An image of Finance Minister Senator Muhammad Aurangzeb chairing the Economic Coordination Committee (ECC) of the federal meeting's meeting at the Finance Division on December 9, 2025. — Facebook/@FinanceMinistryPK
The Economic Coordination Committee (ECC) of the Cabinet on Tuesday approved an increase in the profit margins of oil marketing companies (OMCs) and petroleum dealers on petrol and high-speed diesel.
The decision, in line with the National Consumer Price Index (CPI) for 2023–24 and 2024–25, adjusts margins by 5% to 10% to compensate for sector-wide inflation.

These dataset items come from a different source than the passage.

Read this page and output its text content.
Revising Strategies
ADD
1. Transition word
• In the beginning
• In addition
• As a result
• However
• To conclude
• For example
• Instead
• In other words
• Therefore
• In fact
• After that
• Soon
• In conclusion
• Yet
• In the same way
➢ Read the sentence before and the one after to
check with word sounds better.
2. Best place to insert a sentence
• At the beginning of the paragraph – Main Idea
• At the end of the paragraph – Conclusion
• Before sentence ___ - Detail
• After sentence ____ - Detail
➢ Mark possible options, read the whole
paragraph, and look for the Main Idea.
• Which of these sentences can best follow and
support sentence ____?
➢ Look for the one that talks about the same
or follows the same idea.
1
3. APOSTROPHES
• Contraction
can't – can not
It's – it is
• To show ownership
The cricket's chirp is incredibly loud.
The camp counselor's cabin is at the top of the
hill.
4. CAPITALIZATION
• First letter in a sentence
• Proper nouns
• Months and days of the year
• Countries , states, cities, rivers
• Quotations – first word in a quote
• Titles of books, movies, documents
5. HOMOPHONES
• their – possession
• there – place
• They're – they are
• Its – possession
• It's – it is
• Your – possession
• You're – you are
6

The ECC meeting was presided over by the Finance Minister Senator Muhammad Aurangzeb. It was further informed that half of the revised margins would be implemented immediately, while the remaining half will be subjected to the progress on digitisation by the Petroleum Division, which will be reviewed by June 1, 2026.
According to Geo News, the decision is expected to push petrol and diesel prices up by up to Rs2.56 per litre. An increase of Rs1.28 per litre will be transferred to consumers right away.
The ECC approved a Rs1.22 per litre rise in OMCs' margins on both petrol and diesel, while dealers' commission has been raised by Rs1.34 per litre on each fuel type.
Apart from increasing the prices of fuel products, the ECC approved a number of other decisions regarding changes in the rules of vehicle imports, restrictions on imports of certain chemicals, and provision of funds for digital transformation.
However, the increase in fuel prices remains the most immediate concern for the consumer.